But the top ten rankings remained unchanged, with Microsoft founder Bill Gates holding the number one spot for the twentieth consecutive year.
Gates, whose net worth has risen $6bn to $72bn over the last year, in May overtook the Mexican telecoms billionaire Carlos Slim to reclaim his position as the world's richest man.
In second place, Berkshire Hathaway investor Warren Buffett closed the gap with Gates by increasing his net worth by $12.5bn to $58.5bn, making Buffett the year's biggest dollar gainer.

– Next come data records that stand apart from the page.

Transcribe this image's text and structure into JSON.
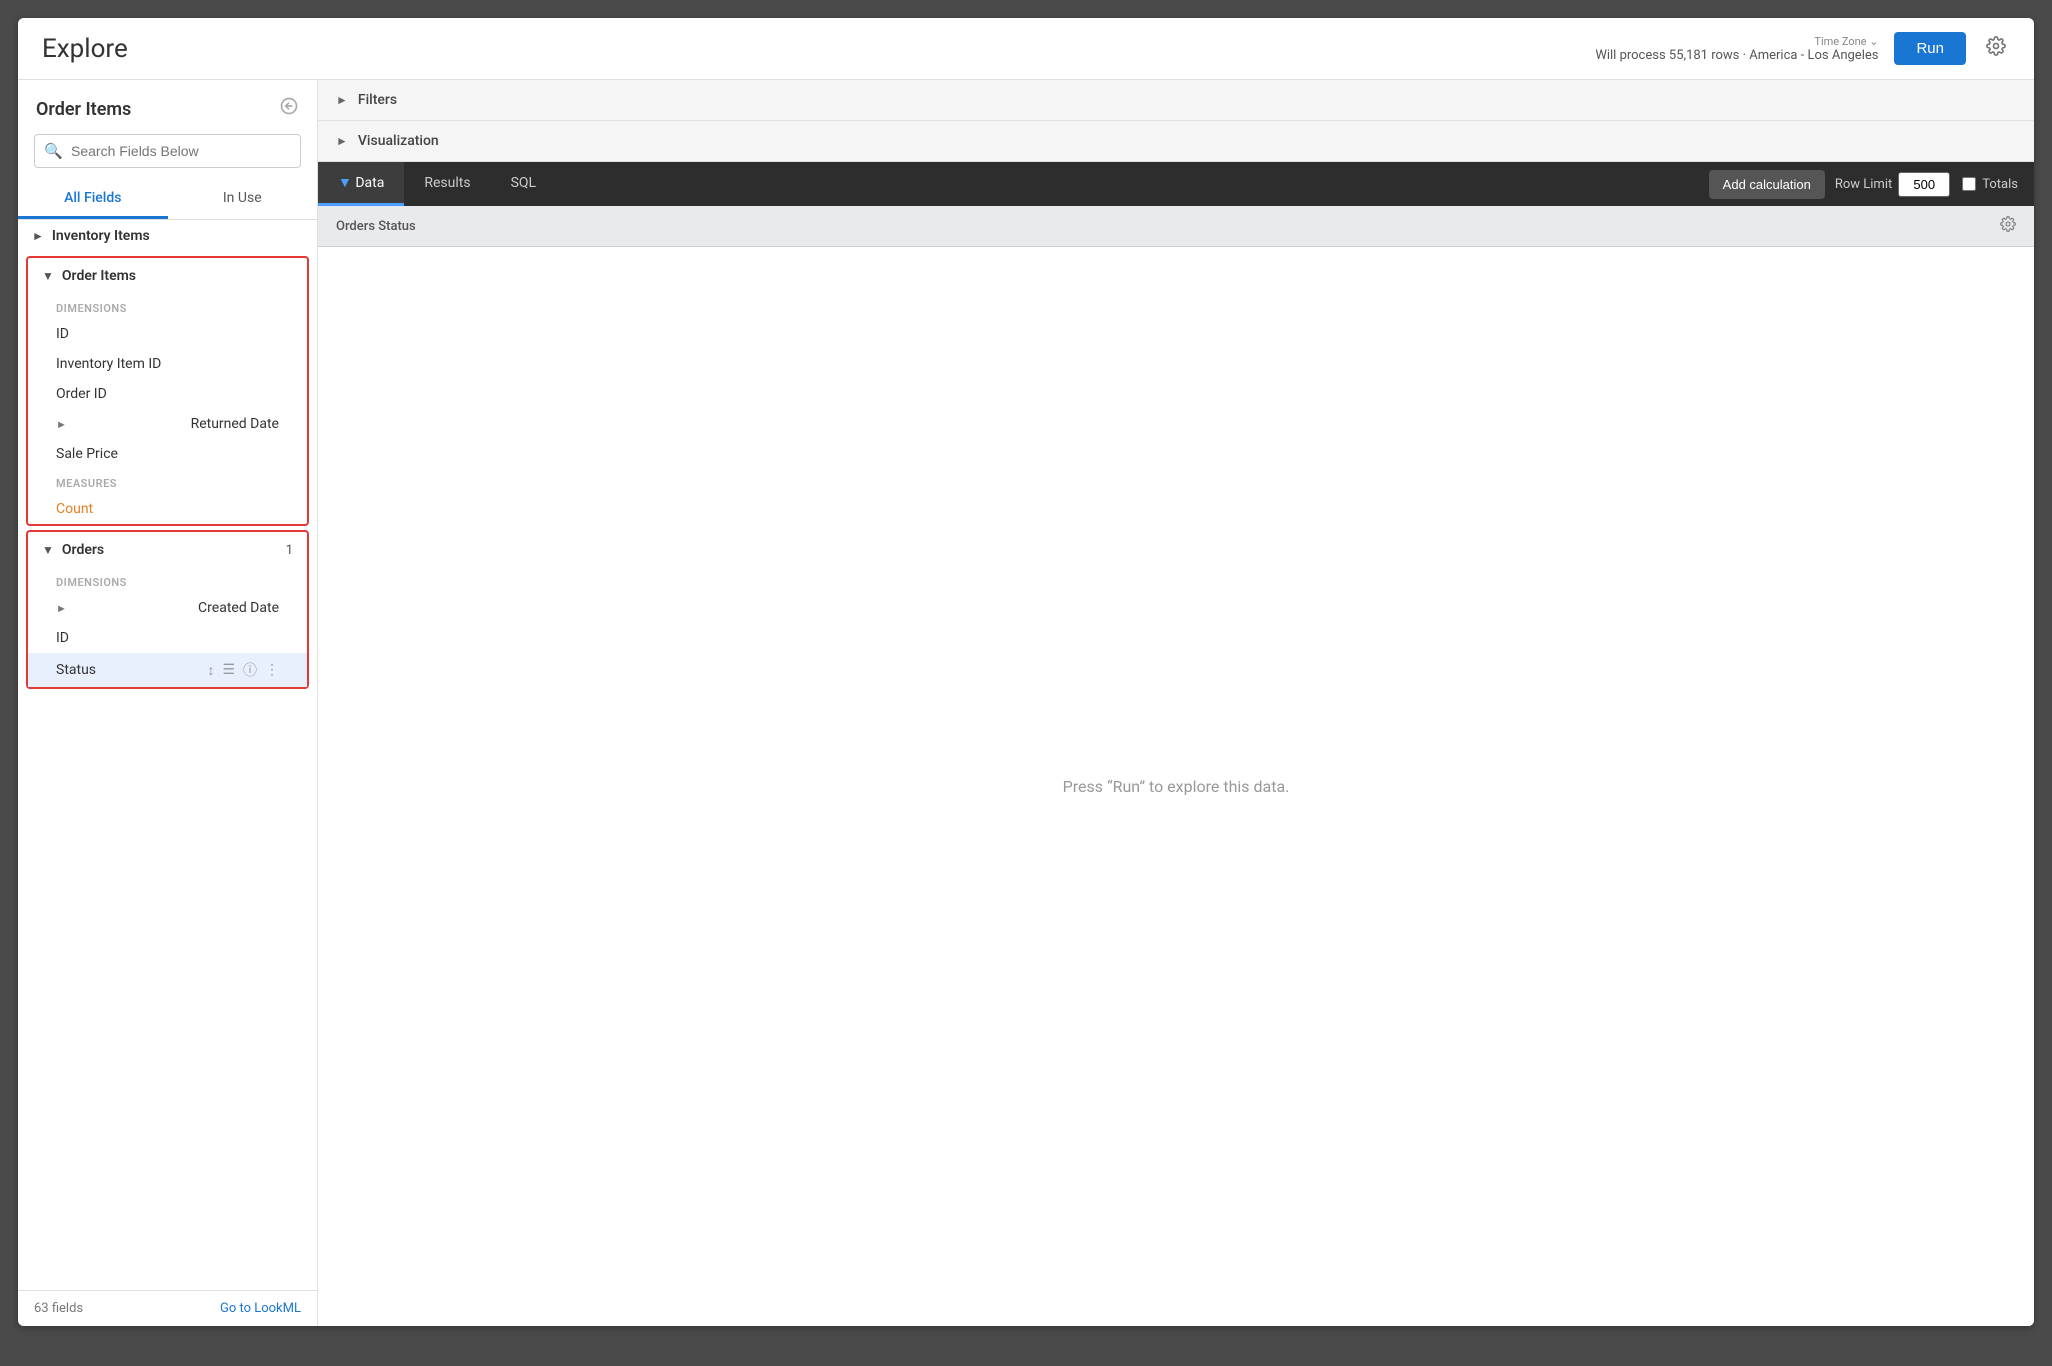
{
  "header": {
    "title": "Explore",
    "timezone_label": "Time Zone",
    "process_info": "Will process 55,181 rows · America - Los Angeles",
    "run_button_label": "Run"
  },
  "sidebar": {
    "title": "Order Items",
    "search_placeholder": "Search Fields Below",
    "tabs": [
      {
        "id": "all-fields",
        "label": "All Fields",
        "active": true
      },
      {
        "id": "in-use",
        "label": "In Use",
        "active": false
      }
    ],
    "groups": [
      {
        "id": "inventory-items",
        "label": "Inventory Items",
        "expanded": false,
        "highlighted": false,
        "count": null,
        "sections": []
      },
      {
        "id": "order-items",
        "label": "Order Items",
        "expanded": true,
        "highlighted": true,
        "count": null,
        "sections": [
          {
            "type": "dimensions",
            "label": "DIMENSIONS",
            "fields": [
              {
                "name": "ID",
                "expandable": false,
                "measure": false
              },
              {
                "name": "Inventory Item ID",
                "expandable": false,
                "measure": false
              },
              {
                "name": "Order ID",
                "expandable": false,
                "measure": false
              },
              {
                "name": "Returned Date",
                "expandable": true,
                "measure": false
              },
              {
                "name": "Sale Price",
                "expandable": false,
                "measure": false
              }
            ]
          },
          {
            "type": "measures",
            "label": "MEASURES",
            "fields": [
              {
                "name": "Count",
                "expandable": false,
                "measure": true
              }
            ]
          }
        ]
      },
      {
        "id": "orders",
        "label": "Orders",
        "expanded": true,
        "highlighted": true,
        "count": 1,
        "sections": [
          {
            "type": "dimensions",
            "label": "DIMENSIONS",
            "fields": [
              {
                "name": "Created Date",
                "expandable": true,
                "measure": false
              },
              {
                "name": "ID",
                "expandable": false,
                "measure": false
              },
              {
                "name": "Status",
                "expandable": false,
                "measure": false,
                "active": true
              }
            ]
          }
        ]
      }
    ],
    "footer": {
      "fields_count": "63 fields",
      "go_to_lookml": "Go to LookML"
    }
  },
  "right_panel": {
    "filters_label": "Filters",
    "visualization_label": "Visualization",
    "toolbar": {
      "tabs": [
        {
          "id": "data",
          "label": "Data",
          "active": true,
          "has_arrow": true
        },
        {
          "id": "results",
          "label": "Results",
          "active": false
        },
        {
          "id": "sql",
          "label": "SQL",
          "active": false
        }
      ],
      "add_calculation_label": "Add calculation",
      "row_limit_label": "Row Limit",
      "row_limit_value": "500",
      "totals_label": "Totals"
    },
    "results_column": "Orders Status",
    "empty_state_text": "Press “Run” to explore this data."
  }
}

Larry Ellison, the founder of software company Oracle, sticks at $41bn in the number three spot, while the joint fourth-richest Americans are Charles and David Koch, the brothers behind the sprawling global conglomerate Koch Industries, who each have a $36bn fortune, up from $31bn each last year.
Collectively, the 400 richest Americans have finally gained back their losses from the financial crisis.
The minimum net worth needed to make this year's list is $1.3bn the highest entry point since property and stock market values crashed in 2008.
The combined net worth of the 400 richest Americans has risen $300bn to a record $2trn, comparable to the GDP of Russia. The raised bar for entry means that 61 US billionaires fall outside the top 400.
The average net worth of the members of the Forbes 400 is $5bn, the highest to date, up from $4.2bn last year. Net worth has increased for 314 members of the top 400, and decreased for 30 members.
Notable newcomers to Forbes' wealth rankings include Michael Rubin, the founder of the online sports retailer Kynetics, at 243, and Robert Pera, the head of the wireless technology manufacturer Ubiquiti Networks, at 293.
Pera, 35, is one of the nine businessmen under 40 on the Forbes list.
The biggest percentage gainer is David Duffield, the 72-year-old co-founder of the software business Workday, whose fortune has more than tripled to $6.4bn after the company's IPO last October.
The Forbes rankings are based on a snapshot of wealth taken on August 23.